Figures 3 and 4 show the differential scanning calorimetry curves. The first endothermic effect was observed at a temperature of 100-105 °C and is associated with the removal of moisture from the pores and capillaries. The second endothermic ­effect was observed at a temperature of 450-460 °C and is associated with the decomposition of calcium hydroxide (Ca(OH)₂). The largest peak value was observed in composition No. 4, obtained by mechano-chemical activation of the binder, which indicates a higher content (Ca(OH)₂) in the composition of the hydration products. This is confirmed by the data obtained by X-ray phase analysis. The third endothermic effect is due to the decomposition of the calcium carbonate (CaCO₃) and was observed at a temperature of 650-670 °C. The data that had been obtained indicated that the content of CaCO₃ after the 1st day of hydration varies slightly in the range of 1-3 % of the total weight. On the 28^th day of ­hydration the largest quantity of CaCO₃ was found in the control composition and the smallest was found in composition No. 4 (26 % lower). The increasing CaCO₃ content indicates carbonization of the cement paste, which is detrimental to the formation of composites that can increase the durability. The DSC shows that the degree of hydration of the cement paste of composition No. 1 increased from 12.35 % to 15.9 %, of composition No. 2 from 8.7 % to 21.9 % and of composition No. 4 from 16.27 % to 26.9 %. At all hardening times the degree of hydration of the cement composition No. 4 was higher than that of the other compositions, resulting in better physical and mechanical characteristics of the cement composites obtained.

The increase in concrete compressive strength of the compositions investigated, especially on the first day of hardening, is due to the increase in the specific surface area of the cement powder samples and the overall reduction in size of the Portland cement fraction. An experiment to determine the kinetics of heat generation in the cement suspension by thermal calorimetry (Figure 5) was carried out to determine the cement hydration characteristics of the compositions investigated.

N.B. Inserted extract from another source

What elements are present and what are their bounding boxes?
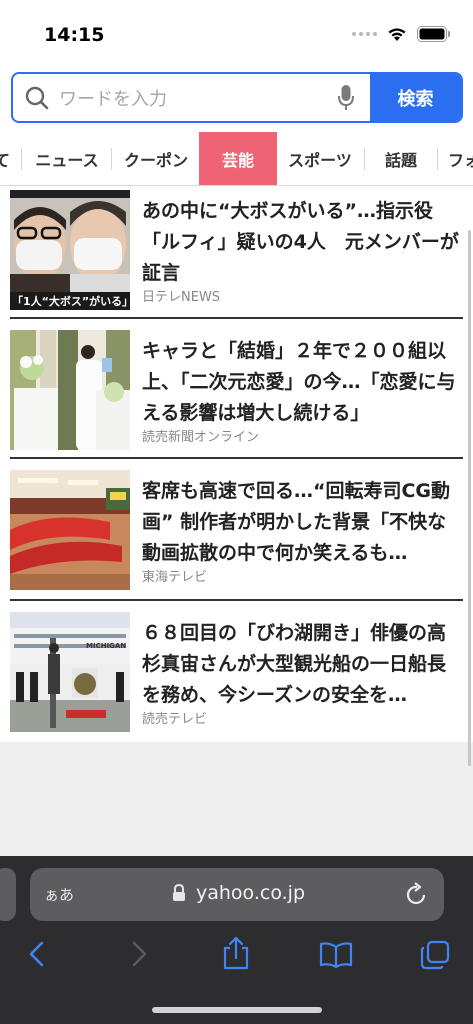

It can be seen from Figure 5 that mechano-chemical activation of the cement suspension raised the temperature of the hydration by 20-25 °C, so there was a dramatic shift of the temperature peak to the left, indicating an intensification of the hydration processes in the cement paste. In the presence of the Relamix T-2 additive, the cement paste hydration was retarded in the early stages of hardening (composition No. 2), but with the composition No. 4 there was a sharp increase in hydration and the temperature peak increased by 25 °C.

4 Conclusions

Mechano-chemical activation of the binder in the presence of superplasticizer leads to a sharp increase in the compressive strength of mass concrete, especially on the 1^st day of hardening.

The specific surface area of the cement powder samples obtained after mechano-chemical activation of the binder was 29 % higher than that of the control composition. The average particle size was significantly reduced and the number of particles smaller than 20 μm increased by a factor of 1.34.

The frost resistance of the mass concrete obtained by mechano-chemical activation of the binder was increased by a factor of 3 (up to F600). This is due to a decrease in total porosity by 39 %, a decrease in capillary porosity by 74.8 % and an increase in the proportion of closed pores by 53 %. The coefficient of sulfate resistance SCM increased by a factor of 1.4, which indicates an increase in the durability of the compositions obtained by mechano-chemical activation of the binder.

The sharp increase in the strength of compositions obtained by mechano-chemical activation of the binder is due to the formation of a denser, fine-grained, structure of the cement paste; the hydrated calcium silicates (HCS) are mainly formed as finely dispersed spherical globules.

The phase composition of the cement paste obtained by mechano-chemical activation of the binder was characterized by an increased content of calcium hydroxide (Ca(OH)₂), an increased content of ettringite (Ca₆Al₂(SO₄)₃(OH)₁₂ x 26H₂O), and the lowest content of the initial Portland cement clinker phases. The degree of cement hydration was greatest in the composition obtained by mechano-chemical activation of the binder. It increased from 16.27 % on the 1st day of hardening to 26.9 % on the 28th day.